Musk's Trillion Prediction Triggers Compliance Doubts
Only two days after the IPO, Musk repeatedly posted on the X platform: first saying "SpaceX might achieve about $1 trillion in revenue by 2030", then adding, "I'd be surprised if 2031 revenue doesn't exceed $1 trillion". These posts attracted wide investor attention and also brought potential legal risks.

US law usually requires companies to observe a quiet period of 40 days after an IPO, prohibiting the company and underwriters from making statements outside the scope of the prospectus.
Although SpaceX's prospectus mentions "trillion" 59 times, it doesn't contain these specific revenue forecasts. According to The Wall Street Journal, the two joint lead underwriters' forecasts are far more conservative: Goldman Sachs predicts $474 billion in revenue for 2030, and Morgan Stanley predicts $330 billion.
How the SEC will handle this potential violation is still unclear.

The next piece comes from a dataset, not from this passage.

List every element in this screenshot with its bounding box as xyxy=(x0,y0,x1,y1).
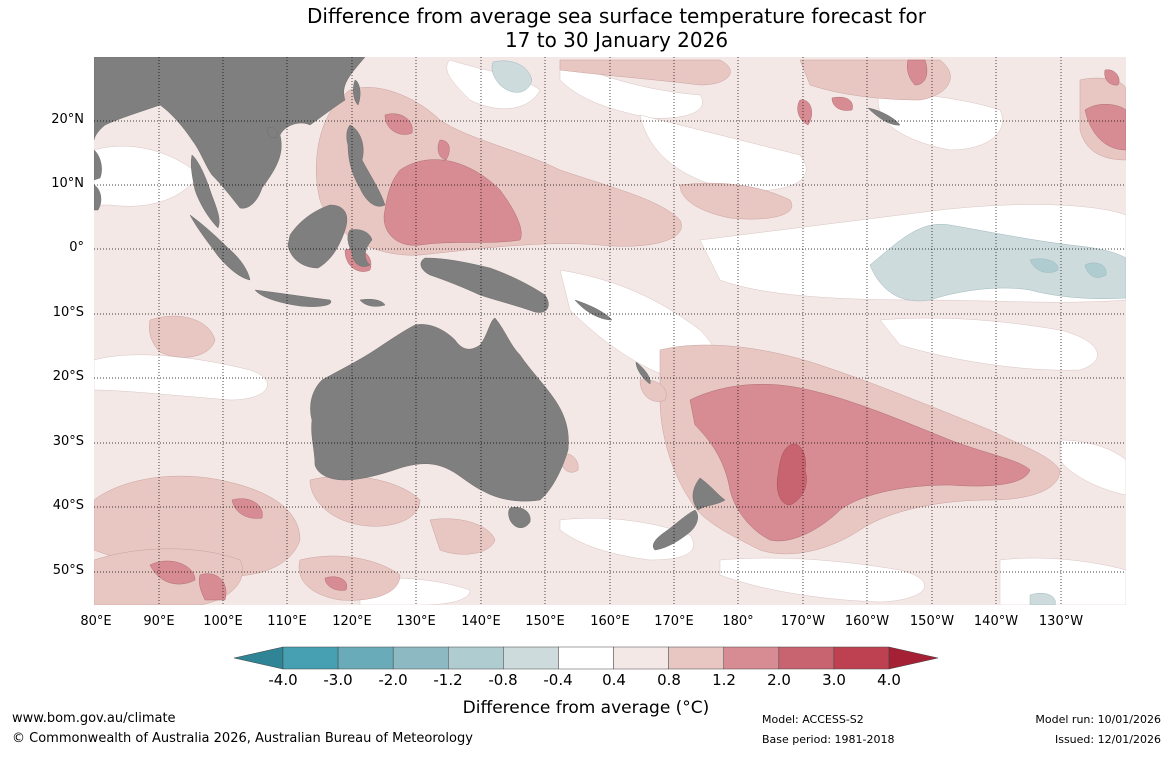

Last month, Musk already reached a settlement with the SEC over the timing of his Twitter stock purchase disclosure, paying a $1.5 million fine, while the SEC had originally sought as much as $150 million.
SpaceX's full-year revenue last year was $18.7 billion—a more than 50-fold gap from Musk's trillion-dollar target. Two recent major deals—one with Google for a 32-month cloud service agreement at $920 million per month, and another with Anthropic for a three-year Colossus data center compute leasing agreement at $1.2 billion per month—will support revenue growth, but whether they can bridge the gap remains an open question.
Unlocking Timeline: Late June as the First Threshold
The strong performance of the stock price at this stage will face a real stress test at the end of June.
According to the IPO lockup schedule, early investors can sell up to 20% of their holdings after the second-quarter earnings report on June 30; thereafter, further sales can be phased over the next six months. Musk's personal lockup lasts one year.
At that time, once the short-term support from retail short-squeeze sentiment fades, SpaceX's share price performance will depend more directly on the market's rational pricing based on fundamentals. History tells us that becoming the world's largest company by market cap is never the finish line of victory—for trillion-dollar giants, it's often the starting point where risks begin to accumulate.